Kershaw analysiert und erzählt Geschichte. Gelungen ist seine Darstellung auch, weil er sich strikt auf einer Doppelspur gehalten hat: jener, die durch die Herrschaftsstruktur des Regimes gebildet wird, und der anderen, die von der Mentalität der Akteure gezogen wurde, geprägt von deren Gedanken- und Gefühlshaushalt.
Kershaws Sache ist die Entwicklung seines eigenen Standpunktes, weniger die Polemik gegen andere. Wo notwendig, meidet er sie nicht, so gegenüber Versuchen, die Verantwortlichkeit für die Kriegsdauer aus der deutschen Geschichte in die der Antihitler-Koalition zu exportieren. Mehrfach argumentiert er gegen die These, es sei die Forderung nach »bedingungsloser Kapitulation« gewesen, die den Krieg verlängert habe. Gleichzeitig verweist er auf Fehler, die er in der Kriegsstrategie der Alliierten in West- und Osteuropa im letzten Kriegsjahr auszumachen glaubt. Das führt ihn in die Risikozone ungeschehener Geschichte und dürfte ohne Entgegnungen von Militärhistorikern nicht abgehen.
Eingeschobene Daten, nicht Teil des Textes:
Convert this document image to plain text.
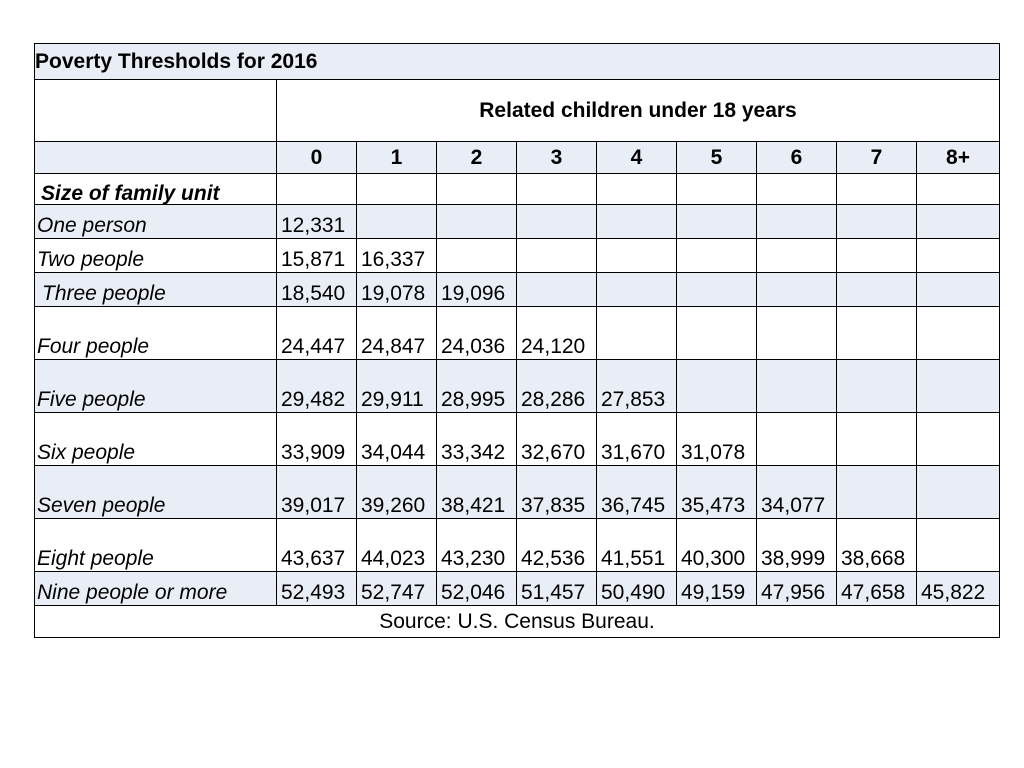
Poverty Thresholds for 2016									
	Related children under 18 years								
	0	1	2	3	4	5	6	7	8+
Size of family unit									
One person	12,331								
Two people	15,871	16,337							
Three people	18,540	19,078	19,096						
Four people	24,447	24,847	24,036	24,120					
Five people	29,482	29,911	28,995	28,286	27,853				
Six people	33,909	34,044	33,342	32,670	31,670	31,078			
Seven people	39,017	39,260	38,421	37,835	36,745	35,473	34,077		
Eight people	43,637	44,023	43,230	42,536	41,551	40,300	38,999	38,668	
Nine people or more	52,493	52,747	52,046	51,457	50,490	49,159	47,956	47,658	45,822
Source: U.S. Census Bureau.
Zu den Vorzügen der Arbeit gehört, dass Kershaw sich der Gefahr vorschneller Verallgemeinerungen entzog und dort, wo er in der Literatur auf solche stieß, diese auch markiert. So unterscheidet er konsequent die von Traditionen, Ideologien, Einübungen geprägten Mentalitäten im höheren und niederen Offizierskorps sowie in den Beamtengruppen und erörtert den unterschiedlichen Grad ihres Einflusses, ihrer Macht, Verantwortung und Schuld. Für die Dauer dieses Krieges macht er nicht »die Deutschen« gleichermaßen und pauschalisierend verantwortlich, sondern in erster Linie die Eliten, von denen er die »normalen Deutschen«, die »einfachen Bürger« oder die »unteren Schichten« unterscheidet, ohne sie freizusprechen.
Das freilich muss hierzulande jenen missfallen, die bis heute den nationalen Rettungsschirm aufspannen, unter dem ganze Gruppen führender Zivilisten und Militärs hinreichend Schutz finden. So kündigte denn eine Zeitung des Typs, die solch unwillkommene Erkenntnisse im Lob erstickt, ein Interview mit dem Autor wie folgt an: »Warum hielten die Deutschen dem ›Führer‹ sogar noch die Treue, als der schon tot war?« Genau dieses Bild ist nicht der Befund des Autors. Missfallen dürfte in Neudeutschland auch, dass der Engländer nicht zu jenem hierzulande reichlich anzutreffenden Historikertyp gehört, der Forschungen vorsätzlich ignoriert, wenn sie in der DDR unternommen wurden.
Kershaw hat ein Buch vorgelegt, das zu vielem Nachdenken über Gegenwärtiges anregt, nicht zuletzt über vertane Chancen der Volksmassen, ihre Interessen durchzusetzen. Nun hat der Professor an der University of Sheffield erklärt, dass er sich von Hitler und dem mit dessen Namen verbundenen Kapitel deutscher Geschichte verabschiede. Nicht ganz, lässt sich risikolos voraussagen. Denn er hat eine Abhandlung über die Geschichte Europas im 20. Jahrhundert in Angriff genommen; da wird er auf dieses und jenes zurückkommen müssen. Das neue Werk darf mit Spannung erwartet werden, zumal Kershaw angekündigt hat, sich auf das Bild vom »kurzen Jahrhundert« nicht einzulassen, sondern in den Ereignissen des 11. September 2001 eine Zäsur zu erblicken, die auch den alten Kontinent einschließt.
Ian Kershaw: Das Ende. Kampf bis in den Untergang. NS-Deutschland 1944/45. DVA, München 2011. 703 S., geb., 29,99 €.